Anyway, barring the increasingly usual “hanging chad” dramas, the 2012 elections are over. Heave a sigh of relief, take stock of any likely minor changes, and get on with our lives, right?
Wrong. We live in the age of the “permanent campaign.” The 2014 congressional election cycle, and the 2016 presidential contest, started on Wednesday, November 7th.
The permanent campaign is a feature of modern American electoral politics for the same reasons that we see constant advertising by Coke/Pepsi, McDonald’s/Burger King, etc.
Electoral politics is a consumable/perishable product, and the available brands are remarkably similar. Candidates and parties don’t sell themselves by being qualitatively different from their competition. They sell themselves mainly through repetition and ubiquity, with occasional stabs at brand pizzazz. They know they will never corner their entire market niche. Rather, their goal is to increase their own market share at the expense of those look-alike alternatives.
In such a context, re-branding experiments are rare, because they are risky. Remember “New Coke?” How about the “Arch DeLuxe?”
The American political class is handicapped by the fact that it must occasionally change figureheads and spokespersons. The major parties avoid that as much as possible (by pouring big bucks into protecting incumbents in office), and where they can’t avoid the necessity (as with presidential candidates at least every eight years) they strive for two things:
– Brand/message continuity: The Republican and Democratic candidates in 2016 will sound a lot like their counterparts in 2012, who sound quite similar to the 2008 slates.

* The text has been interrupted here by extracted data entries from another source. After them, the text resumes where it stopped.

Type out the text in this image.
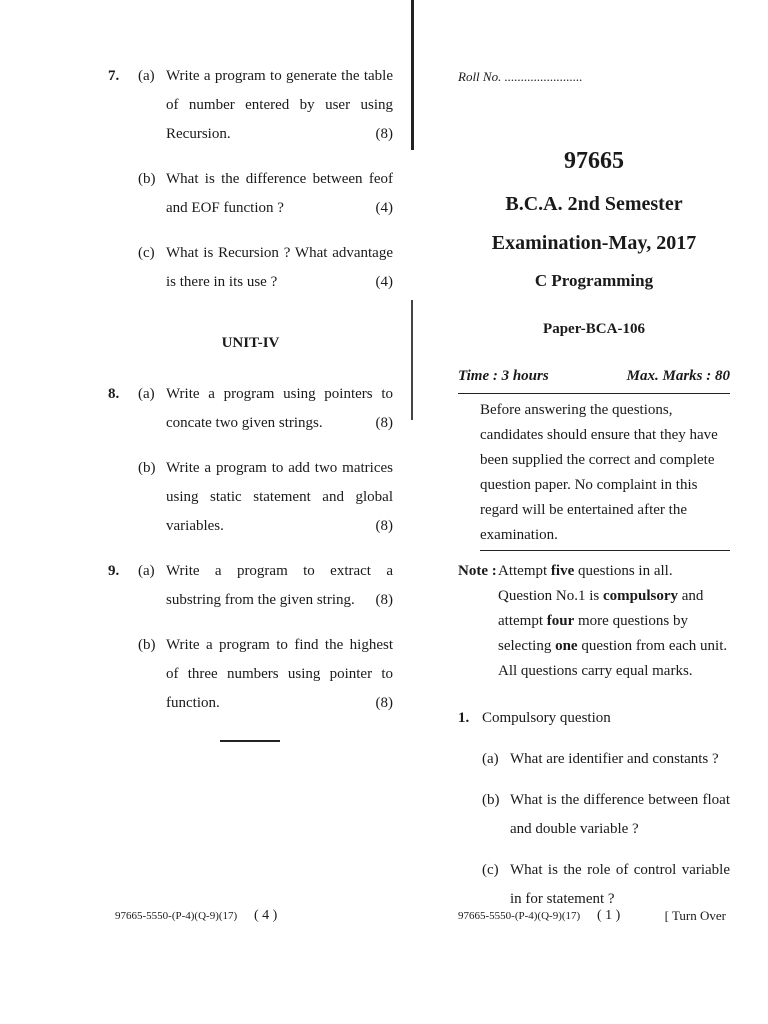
7.	(a) Write a program to generate the table of number entered by user using Recursion.	(8)
(b) What is the difference between feof and EOF function ?	(4)
(c) What is Recursion ? What advantage is there in its use ?	(4)
UNIT-IV
8.	(a) Write a program using pointers to concate two given strings.	(8)
(b) Write a program to add two matrices using static statement and global variables.	(8)
9.	(a) Write a program to extract a substring from the given string. (8)
(b) Write a program to find the highest of three numbers using pointer to function.	(8)
97665-5550-(P-4)(Q-9)(17) ( 4 )
Roll No. ........................
97665
B.C.A. 2nd Semester
Examination-May, 2017
C Programming
Paper-BCA-106
Time : 3 hours	Max. Marks : 80
Before answering the questions, candidates should ensure that they have been supplied the correct and complete question paper. No complaint in this regard will be entertained after the examination.
Note : Attempt five questions in all. Question No.1 is compulsory and attempt four more questions by selecting one question from each unit. All questions carry equal marks.
1. Compulsory question
(a) What are identifier and constants ?
(b) What is the difference between float and double variable ?
(c) What is the role of control variable in for statement ?
97665-5550-(P-4)(Q-9)(17) ( 1 )	[ Turn Over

– Brand/message convergence: Your political burger will consist of bun, patty and cheese regardless of which party you buy it from. Any variations will be minor — plain versus sesame seed bun, plus or minus the pickles or onions, maybe a “special sauce” instead of ketchup and mustard.
These two things accomplished, political success or failure comes down to getting as much “face time” and “mind share” as possible between elections. And that’s the way both wings of the political class like it.
The party-based component of the political class — candidates, officeholders, campaign staff and party apparatchiki — get job security and lots of money flowing through their operations on a perpetual basis from brand continuity.
The real stakeholders — the politically connected business sector — know that they are take care of. Whichever brand comes out on top in any given election, the gravy train of subsidies, protections and government contracts will keep on rolling due to brand convergence.
As for the voters, well, stand by for four more years of constant advertising, and a diet of greasy burgers with wilted lettuce on top, accompanied by sugary drinks, at outrageous prices.